A expectativa é que mais de 400 pessoas participem do encontro, entre indígenas, professores, caciques, universitário, jovens e representantes do governo.
Militante da luta em defesa dos direitos dos povos indígenas, o deputado Yulo Oiticica (PT) representou o Poder Legislativo no encontro, que tem o objetivo de debater a situação da educação indígena na Bahia. Para o parlamentar, ainda falta muito para reparar o que o povo indígena fez pela história do país, mas alguns importantes passos já foram dados, entre eles, a recente aprovação do primeiro concurso público para professor indígena do Brasil.
“Temos ainda muitos desafios, mas essa atitude pioneira do governo do Estado vai contemplar 19 aldeias da Bahia e mais de oito mil estudantes. São 390 vagas disponíveis para melhorar a vida destes que lutam há mais de 500 anos pelo reconhecimento na história”, pontua Oiticica.
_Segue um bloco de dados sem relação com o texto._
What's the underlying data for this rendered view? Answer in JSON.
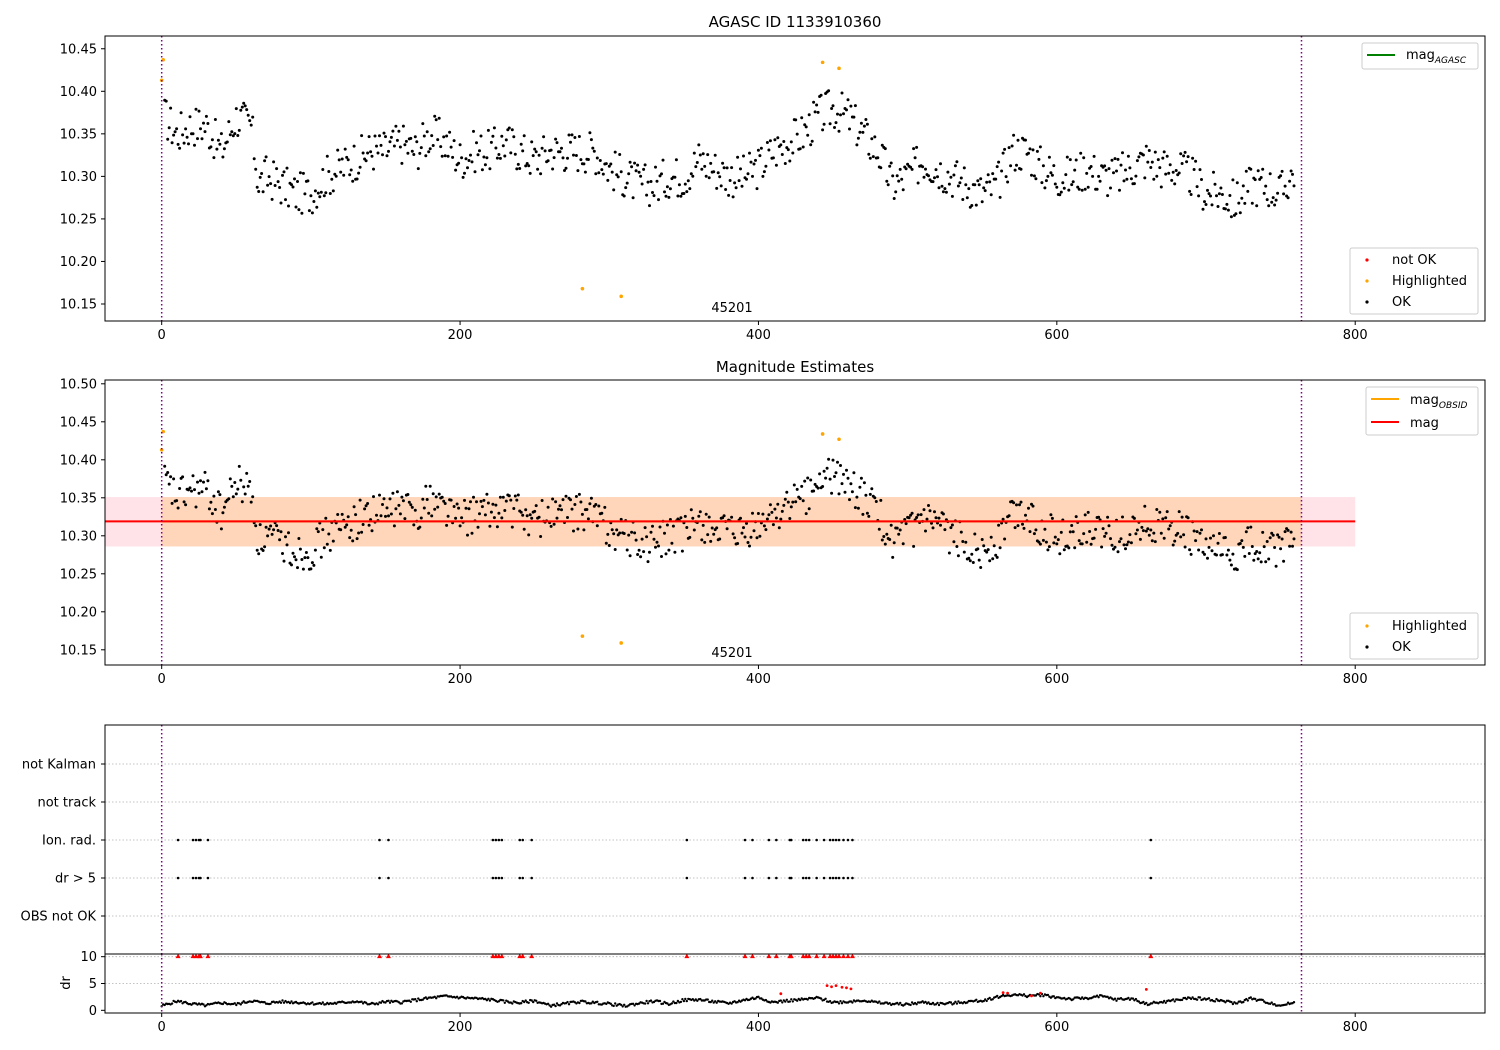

Yulo ainda completou a importância de resgatar e expandir a história dos índios na Bahia. “Fortalecer a educação indígena e balizar o respeito à tradição desse povo. Esse é um dos principais fatores que nos une nesta trajetória de luta”.
A reestruturação da carreira da categoria já tinha sido discutida pelo petista em setembro deste ano, quando representantes do movimento foram até a Assembleia Legislativa da Bahia pedir mais agilidade da realização do concurso. Na ocasião, como interlocutor da categoria junto ao Governo, o vice-presidente da AL apresentou a proposta ao governador Jaques Wagner.